Title: The puzzle of extensive tinea incognito with a young woman: a case report a tinea incognito with Cushing’s disease
Description:
Introduction: Tinea incognito is a rare condition commonly found in abused topical or systemic steroids.
Considering their immunosuppression status, Cushing’s syndrome predisposes patients to infectious diseases.
Most patients of Cushing’s syndrome are as a result of adrenocorticotropic hormone production from a pituitary adenoma, which is referred to as Cushing’s disease.
Here, we reported a rare co-occurrence of tinea incognito and Cushing’s syndrome secondary to a giant pituitary tumor.
Case presentation: Extensive cutaneous and nail lesions were diagnosed with the tinea incognito and tinea unguium, and endocrine or rheumatic disorders were considered as underlying disease-causing extensive tinea incognito.
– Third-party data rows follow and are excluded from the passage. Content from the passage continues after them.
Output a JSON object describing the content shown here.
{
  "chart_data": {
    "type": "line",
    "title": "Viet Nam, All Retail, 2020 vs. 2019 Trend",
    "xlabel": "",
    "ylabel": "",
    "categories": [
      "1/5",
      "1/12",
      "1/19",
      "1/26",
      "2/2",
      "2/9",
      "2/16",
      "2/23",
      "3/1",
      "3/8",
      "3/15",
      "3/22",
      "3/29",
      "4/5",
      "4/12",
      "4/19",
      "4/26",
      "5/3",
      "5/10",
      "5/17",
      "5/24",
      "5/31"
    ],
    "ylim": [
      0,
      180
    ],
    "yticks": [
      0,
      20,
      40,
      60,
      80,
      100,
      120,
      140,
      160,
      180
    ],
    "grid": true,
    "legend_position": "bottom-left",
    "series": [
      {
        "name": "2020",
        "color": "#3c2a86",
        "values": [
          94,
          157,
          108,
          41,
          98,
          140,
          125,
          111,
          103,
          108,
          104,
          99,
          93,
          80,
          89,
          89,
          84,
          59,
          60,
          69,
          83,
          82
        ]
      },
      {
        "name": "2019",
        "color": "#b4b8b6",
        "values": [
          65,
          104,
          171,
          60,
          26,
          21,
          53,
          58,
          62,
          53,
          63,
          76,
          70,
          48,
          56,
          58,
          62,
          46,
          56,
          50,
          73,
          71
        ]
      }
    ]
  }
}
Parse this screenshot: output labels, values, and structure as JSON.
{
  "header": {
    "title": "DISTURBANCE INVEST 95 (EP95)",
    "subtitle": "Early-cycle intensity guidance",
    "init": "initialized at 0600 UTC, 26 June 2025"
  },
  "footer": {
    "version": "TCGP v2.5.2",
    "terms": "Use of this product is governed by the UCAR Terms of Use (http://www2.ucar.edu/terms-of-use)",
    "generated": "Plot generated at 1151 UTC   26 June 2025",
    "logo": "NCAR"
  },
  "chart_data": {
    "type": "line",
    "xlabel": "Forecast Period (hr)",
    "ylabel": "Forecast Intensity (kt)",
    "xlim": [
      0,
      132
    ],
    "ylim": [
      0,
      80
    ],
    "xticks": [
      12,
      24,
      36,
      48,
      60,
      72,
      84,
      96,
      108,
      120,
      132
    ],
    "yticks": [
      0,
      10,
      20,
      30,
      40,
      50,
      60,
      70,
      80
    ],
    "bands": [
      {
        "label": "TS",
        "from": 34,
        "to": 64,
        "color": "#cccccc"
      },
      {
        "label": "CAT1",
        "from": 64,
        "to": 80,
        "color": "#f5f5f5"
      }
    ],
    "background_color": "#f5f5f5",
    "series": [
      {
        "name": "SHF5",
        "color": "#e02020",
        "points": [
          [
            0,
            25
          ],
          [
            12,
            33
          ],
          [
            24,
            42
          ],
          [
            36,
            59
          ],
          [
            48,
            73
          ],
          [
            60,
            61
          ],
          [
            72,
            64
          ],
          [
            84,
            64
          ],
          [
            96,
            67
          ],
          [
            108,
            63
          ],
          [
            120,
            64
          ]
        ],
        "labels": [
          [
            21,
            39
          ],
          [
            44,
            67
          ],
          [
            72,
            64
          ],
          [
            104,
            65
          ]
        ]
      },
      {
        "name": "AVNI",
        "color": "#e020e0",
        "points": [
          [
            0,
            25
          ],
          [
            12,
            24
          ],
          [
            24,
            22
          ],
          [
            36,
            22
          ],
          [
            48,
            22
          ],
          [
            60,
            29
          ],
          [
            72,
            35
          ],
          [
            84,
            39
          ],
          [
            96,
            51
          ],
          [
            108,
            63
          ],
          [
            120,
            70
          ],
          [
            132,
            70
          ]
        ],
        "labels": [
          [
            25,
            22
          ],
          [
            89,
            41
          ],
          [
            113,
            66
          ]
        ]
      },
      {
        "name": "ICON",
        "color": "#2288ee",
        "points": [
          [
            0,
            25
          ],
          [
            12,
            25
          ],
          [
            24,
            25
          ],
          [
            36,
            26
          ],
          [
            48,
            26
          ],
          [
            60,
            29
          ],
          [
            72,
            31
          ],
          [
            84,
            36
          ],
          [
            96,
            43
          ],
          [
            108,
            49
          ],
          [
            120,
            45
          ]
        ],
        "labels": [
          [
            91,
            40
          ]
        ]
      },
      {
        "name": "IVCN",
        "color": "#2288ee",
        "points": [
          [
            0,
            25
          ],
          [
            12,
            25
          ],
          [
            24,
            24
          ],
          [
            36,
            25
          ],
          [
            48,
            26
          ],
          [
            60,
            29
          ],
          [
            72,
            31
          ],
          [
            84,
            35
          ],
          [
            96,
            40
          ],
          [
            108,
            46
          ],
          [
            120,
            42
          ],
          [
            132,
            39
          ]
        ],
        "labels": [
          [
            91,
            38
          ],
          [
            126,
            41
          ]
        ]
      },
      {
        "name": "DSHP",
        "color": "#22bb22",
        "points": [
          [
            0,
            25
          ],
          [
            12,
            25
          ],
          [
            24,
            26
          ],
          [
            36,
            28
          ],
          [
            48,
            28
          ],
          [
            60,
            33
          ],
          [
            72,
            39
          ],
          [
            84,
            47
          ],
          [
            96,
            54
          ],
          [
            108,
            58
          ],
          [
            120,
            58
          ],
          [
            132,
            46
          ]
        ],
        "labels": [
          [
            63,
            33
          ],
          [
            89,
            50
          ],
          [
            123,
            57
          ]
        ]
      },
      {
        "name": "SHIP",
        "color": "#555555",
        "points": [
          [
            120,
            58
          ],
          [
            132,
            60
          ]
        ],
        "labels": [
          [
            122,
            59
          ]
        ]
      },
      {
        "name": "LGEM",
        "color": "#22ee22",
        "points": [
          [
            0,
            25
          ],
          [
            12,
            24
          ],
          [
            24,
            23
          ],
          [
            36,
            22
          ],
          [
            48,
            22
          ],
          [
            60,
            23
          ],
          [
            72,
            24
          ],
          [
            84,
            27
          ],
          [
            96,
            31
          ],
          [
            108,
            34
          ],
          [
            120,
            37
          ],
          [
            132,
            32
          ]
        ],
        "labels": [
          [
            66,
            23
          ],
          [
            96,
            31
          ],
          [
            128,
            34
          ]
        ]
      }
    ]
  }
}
A series of laboratory and imaging tests were performed.
We found that a giant pituitary tumor was the primary etiology of multiple cutaneous appearances and secondary disorders.
There was an exceptionally unusual co-occurrence of extensive tinea incognito and pituitary adenoma in our case.
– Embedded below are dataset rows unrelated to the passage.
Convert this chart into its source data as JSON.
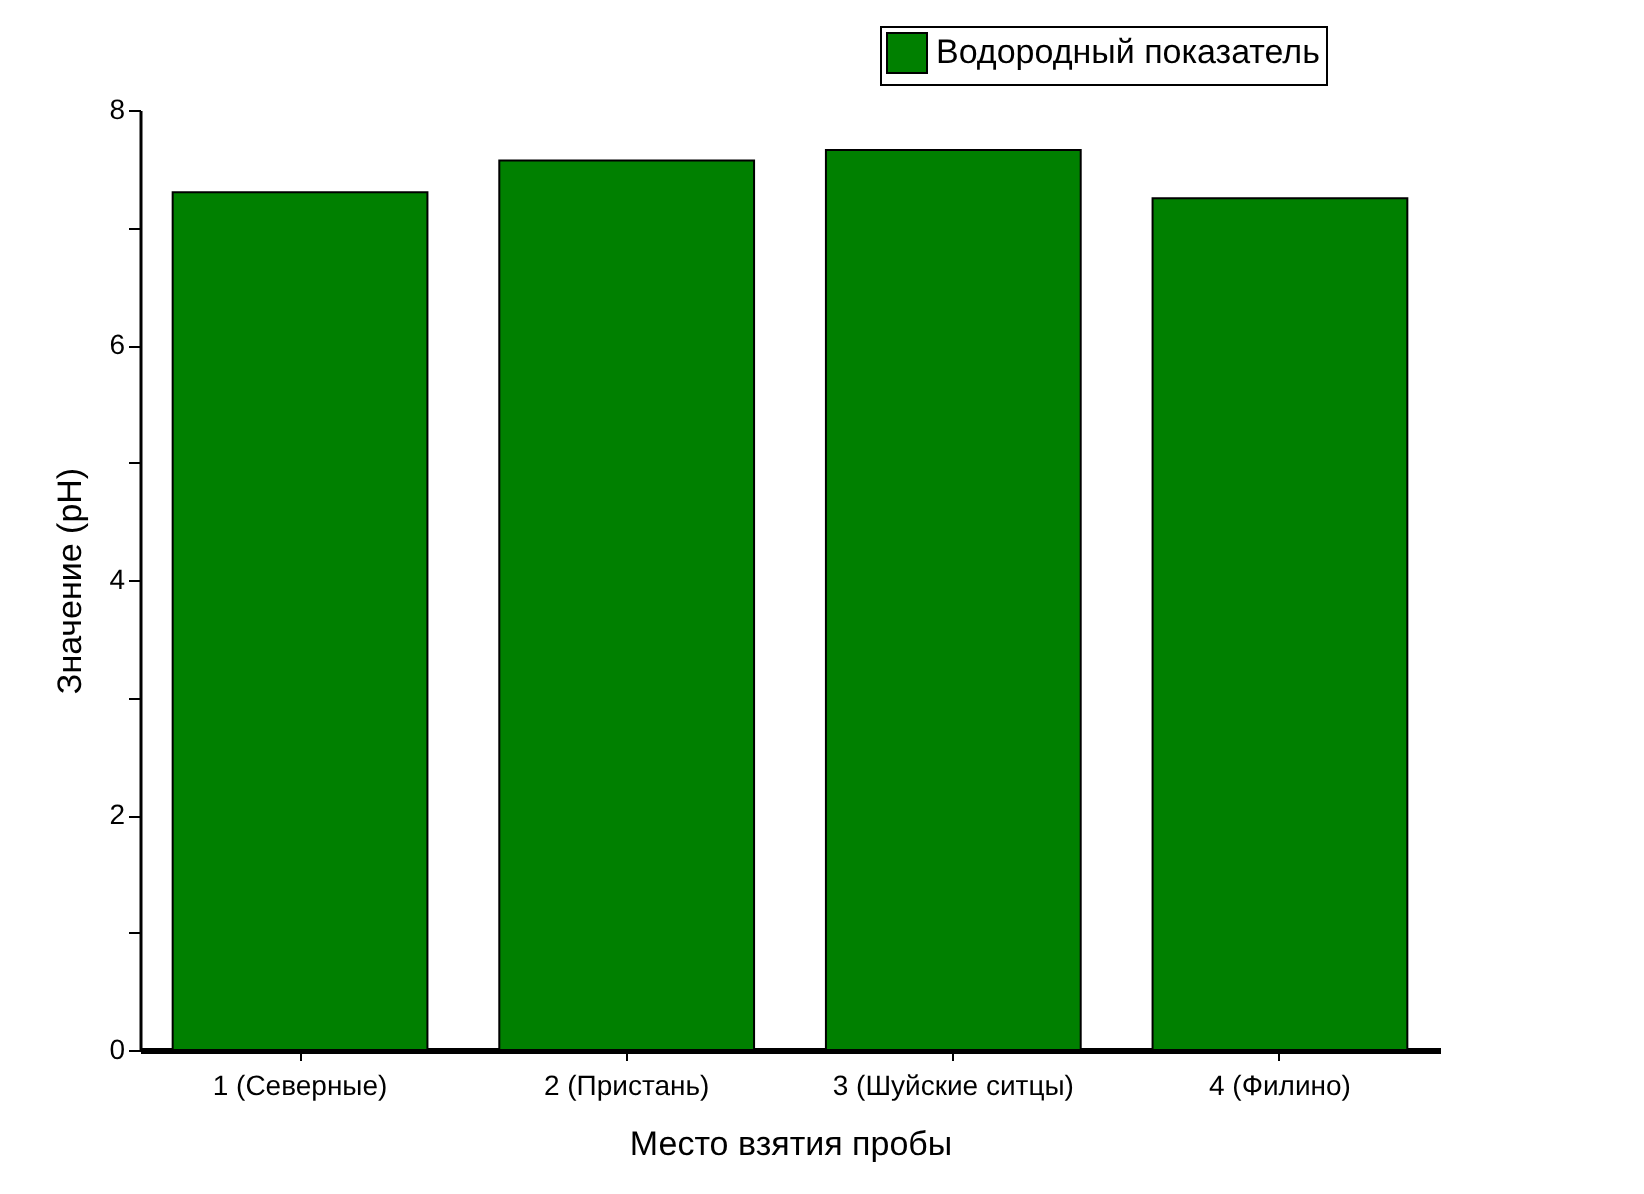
{
  "chart_data": {
    "type": "bar",
    "xlabel": "Место взятия пробы",
    "ylabel": "Значение (pH)",
    "categories": [
      "1 (Северные)",
      "2 (Пристань)",
      "3 (Шуйские ситцы)",
      "4 (Филино)"
    ],
    "series": [
      {
        "name": "Водородный показатель",
        "color": "#008000",
        "values": [
          7.3,
          7.57,
          7.66,
          7.25
        ]
      }
    ],
    "ylim": [
      0,
      8
    ],
    "yticks": [
      0,
      {
        "value": 1,
        "label": null
      },
      2,
      {
        "value": 3,
        "label": null
      },
      4,
      {
        "value": 5,
        "label": null
      },
      6,
      {
        "value": 7,
        "label": null
      },
      8
    ],
    "legend": "top right",
    "grid": false
  }
}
Discussion: We observed a rare co-occurrence of extensive tinea incognito and pituitary adenoma, which should be taken into consideration in the urgent diagnostic criterion of tinea incognito given the potential underlying condition.
Conclusion: Tinea incognito is not only associated with a history of topical or systemic steroid use, but also the association that underlying diseases related to excessive endogenous steroid production are supported to be taken into account.